Joshua stared in amazement down at where his feet mashed the grass at
the edge of Lee’s grave and swallowed a lump in his throat. Crawling on his leather shoe, despite the onset of early winter, despite the frost and the morning cold, was a black-and-yellow bee. Joshua watched as it arched and thrust its stinger into the leather, delivering its message, before flying away to die alone. Joshua’s eyes filled with tears, and he bowed his head.
“Thank you,” Joshua whispered. “Thank you for understanding me.”
Neil poked at the lines of code, messing with the commands again, trying to tweak the acceleration rate down a bit in order to lower the risk of damage to the cell membrane. He groaned and rubbed a hand over his face. He hadn’t slept, but at least he’d been able to bury himself in the work enough to put aside the nervous excitement of the prior day’s phone call with Joshua.

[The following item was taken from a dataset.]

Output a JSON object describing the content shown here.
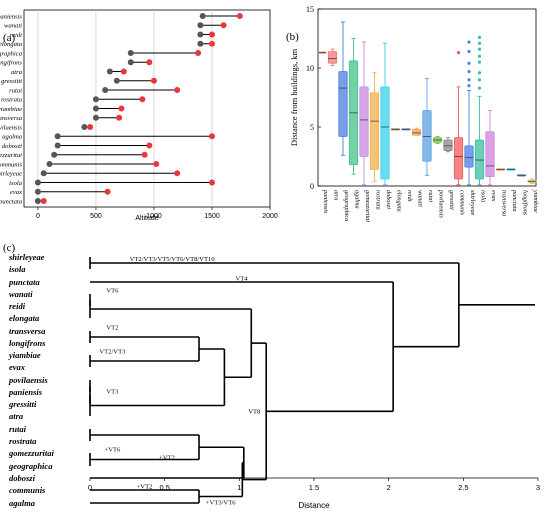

Neil didn’t know how much more his adrenal system could take—each day was a jolt of fear, joy, nerves, love, and anger. He didn’t even know how to sort through everything he felt when Joshua called, but he knew that he wished Joshua wouldn’t call, and he knew that he’d suffer beyond his ability to endure if Joshua didn’t.

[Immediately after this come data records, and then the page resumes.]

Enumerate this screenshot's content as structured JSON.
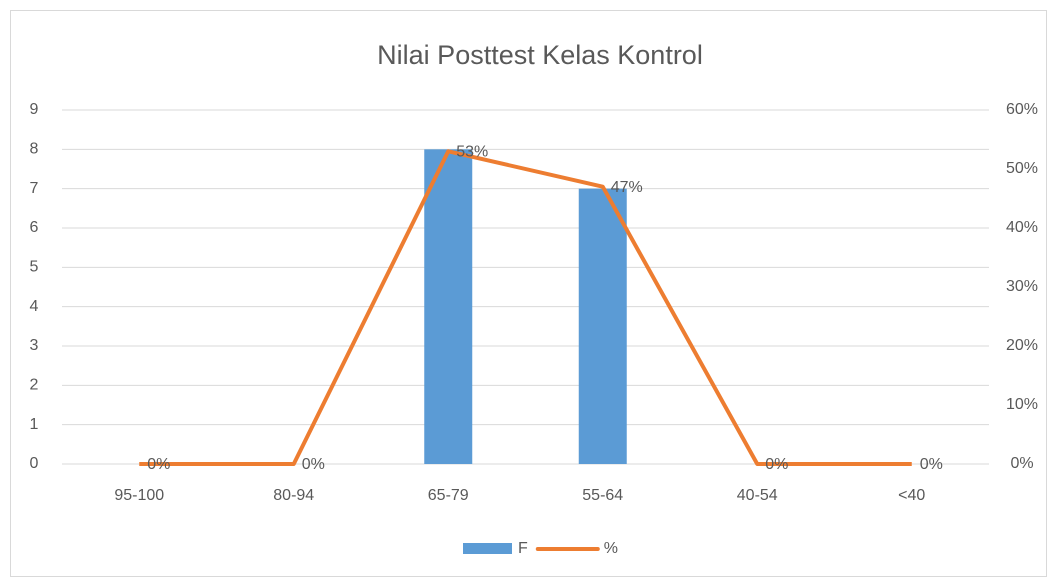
{
  "chart_data": {
    "type": "combo",
    "title": "Nilai Posttest Kelas Kontrol",
    "categories": [
      "95-100",
      "80-94",
      "65-79",
      "55-64",
      "40-54",
      "<40"
    ],
    "series": [
      {
        "name": "F",
        "type": "bar",
        "color": "#5b9bd5",
        "values": [
          0,
          0,
          8,
          7,
          0,
          0
        ]
      },
      {
        "name": "%",
        "type": "line",
        "axis": "y2",
        "color": "#ed7d31",
        "values": [
          0,
          0,
          53,
          47,
          0,
          0
        ],
        "value_labels": [
          "0%",
          "0%",
          "53%",
          "47%",
          "0%",
          "0%"
        ]
      }
    ],
    "ylim": [
      0,
      9
    ],
    "yticks": [
      0,
      1,
      2,
      3,
      4,
      5,
      6,
      7,
      8,
      9
    ],
    "y2lim": [
      0,
      60
    ],
    "y2ticks": [
      {
        "value": 0,
        "label": "0%"
      },
      {
        "value": 10,
        "label": "10%"
      },
      {
        "value": 20,
        "label": "20%"
      },
      {
        "value": 30,
        "label": "30%"
      },
      {
        "value": 40,
        "label": "40%"
      },
      {
        "value": 50,
        "label": "50%"
      },
      {
        "value": 60,
        "label": "60%"
      }
    ],
    "grid": true,
    "legend": "bottom"
  }
}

The previous afternoon, during a fifteen-minute coffee break, he’d listened to Derek rattle on and on about a new poem that he was picking apart for another literature class, and he’d nodded at the right moments, keeping up the appearance of giving Derek any attention at all. He truly didn’t give a damn about how well words hung together, or what they might mean if twisted in different directions, and if various lenses of wishful thinking and subjective analysis were applied. But he liked Derek and wanted to keep him as a friend, so he put up with the nonsense.
“Neil,” Derek had said eventually, a hint of frustration in his voice. “Are you listening? I mean, I know you don’t care, but are you at least absorbing my words?”
Neil had nodded, but the truth was he’d been obsessing over Joshua’s threat to come check out the project in person. The thought of seeing Joshua again, shaking his hand, smelling his aftershave—it was too much. Neil couldn’t even consider it without feeling so full of everything that he wanted to yell, strip his clothes off, and race around the campus naked and wild with primal energy he couldn’t begin to contain. Joshua needed to stay away. Neil couldn’t live through seeing him again, not unless he could have him for real. And he wasn’t banking on that.